Nogal wat landstreken en zelfs provincies ontlenen veel van hun recreatieve, landschappelijke en natuurwaarden aan deze landgoederen. Veel landgoederen bestaan al eeuwenlang en geven een beeld van het leven in voorbije jaren. Ze maken de geschiedenis beleefbaar via huizen met allure, ornamenten, parken, bossen, natuur, kleinschalige landbouw en water. Vooral door hun eeuwenlange, consistente beheer dragen landgoederen bij aan kwetsbare en zeldzame natuurwaarden.
Landgoederen leveren maatschappelijke meerwaarde, onder meer voor landschap, natuur, milieu, recreatie en cultuurhistorie. Daarmee zijn landgoederen ook economisch van belang.
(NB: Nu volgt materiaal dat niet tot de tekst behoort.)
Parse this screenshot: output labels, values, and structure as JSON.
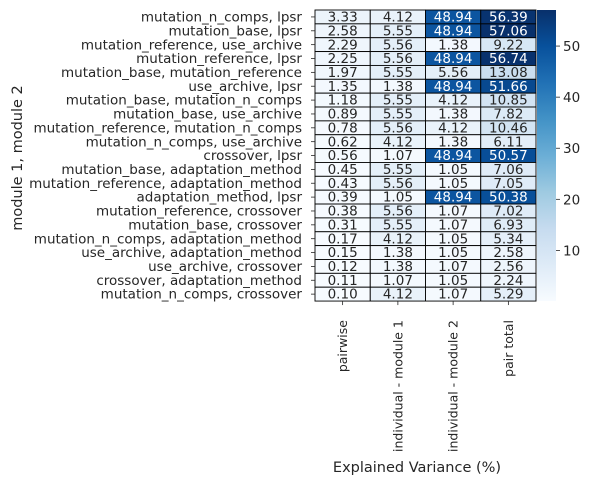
{
  "chart_data": {
    "type": "heatmap",
    "title": "",
    "xlabel": "Explained Variance (%)",
    "ylabel": "module 1, module 2",
    "columns": [
      "pairwise",
      "individual - module 1",
      "individual - module 2",
      "pair total"
    ],
    "rows": [
      "mutation_n_comps, lpsr",
      "mutation_base, lpsr",
      "mutation_reference, use_archive",
      "mutation_reference, lpsr",
      "mutation_base, mutation_reference",
      "use_archive, lpsr",
      "mutation_base, mutation_n_comps",
      "mutation_base, use_archive",
      "mutation_reference, mutation_n_comps",
      "mutation_n_comps, use_archive",
      "crossover, lpsr",
      "mutation_base, adaptation_method",
      "mutation_reference, adaptation_method",
      "adaptation_method, lpsr",
      "mutation_reference, crossover",
      "mutation_base, crossover",
      "mutation_n_comps, adaptation_method",
      "use_archive, adaptation_method",
      "use_archive, crossover",
      "crossover, adaptation_method",
      "mutation_n_comps, crossover"
    ],
    "values": [
      [
        3.33,
        4.12,
        48.94,
        56.39
      ],
      [
        2.58,
        5.55,
        48.94,
        57.06
      ],
      [
        2.29,
        5.56,
        1.38,
        9.22
      ],
      [
        2.25,
        5.56,
        48.94,
        56.74
      ],
      [
        1.97,
        5.55,
        5.56,
        13.08
      ],
      [
        1.35,
        1.38,
        48.94,
        51.66
      ],
      [
        1.18,
        5.55,
        4.12,
        10.85
      ],
      [
        0.89,
        5.55,
        1.38,
        7.82
      ],
      [
        0.78,
        5.56,
        4.12,
        10.46
      ],
      [
        0.62,
        4.12,
        1.38,
        6.11
      ],
      [
        0.56,
        1.07,
        48.94,
        50.57
      ],
      [
        0.45,
        5.55,
        1.05,
        7.06
      ],
      [
        0.43,
        5.56,
        1.05,
        7.05
      ],
      [
        0.39,
        1.05,
        48.94,
        50.38
      ],
      [
        0.38,
        5.56,
        1.07,
        7.02
      ],
      [
        0.31,
        5.55,
        1.07,
        6.93
      ],
      [
        0.17,
        4.12,
        1.05,
        5.34
      ],
      [
        0.15,
        1.38,
        1.05,
        2.58
      ],
      [
        0.12,
        1.38,
        1.07,
        2.56
      ],
      [
        0.11,
        1.07,
        1.05,
        2.24
      ],
      [
        0.1,
        4.12,
        1.07,
        5.29
      ]
    ],
    "value_format": "2 decimals",
    "colorbar": {
      "ticks": [
        "10",
        "20",
        "30",
        "40",
        "50"
      ],
      "range": [
        0.1,
        57.06
      ],
      "colormap": "Blues"
    }
  }
}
Wetenschappelijke publicaties over de Nederlandse landgoedsector beperken zich grotendeels tot individuele landgoederen. Over hun gezamenlijke, economische, maatschappelijke en ecologische betekenis is veel onbekend. Zulk onderzoek vergt een definitie van wat een landgoed is en wat de belangrijkste uitdagingen zijn de komende jaren. Met deze publicatie doet de leerstoelgroep Bos- en Natuurbeleid van Wageningen Universiteit verslag van het eerste onderzoek naar een breed gedragen definitie, die een basis legt voor hopelijk een hele serie publicaties over de Nederlandse landgoedsector.
1. Wat is een landgoed?
We hebben een wettelijke definitie van een landgoed in de Natuurschoonwet 1928 (NSW). Maar er circuleren ook andere definities, die niet alleen van de wettelijke definitie verschillen, maar ook ten opzichte van elkaar. Via de Delphi-methode hebben we geprobeerd tot een definitie te komen waarover experts het eens zijn. De Delphi-methode, die al sinds de jaren vijftig van de vorige eeuw wordt toegepast (zie kader Delphi-methode), is een wetenschappelijke methode om tot consensus te komen, zoals bij onduidelijkheden over definitiekwesties. Het principe van de methode is: maak een lijst van experts, stel hen anoniem de vragen waarover je consensus wil bereiken en koppel de resultaten terug, waarop de experts weer kunnen reageren.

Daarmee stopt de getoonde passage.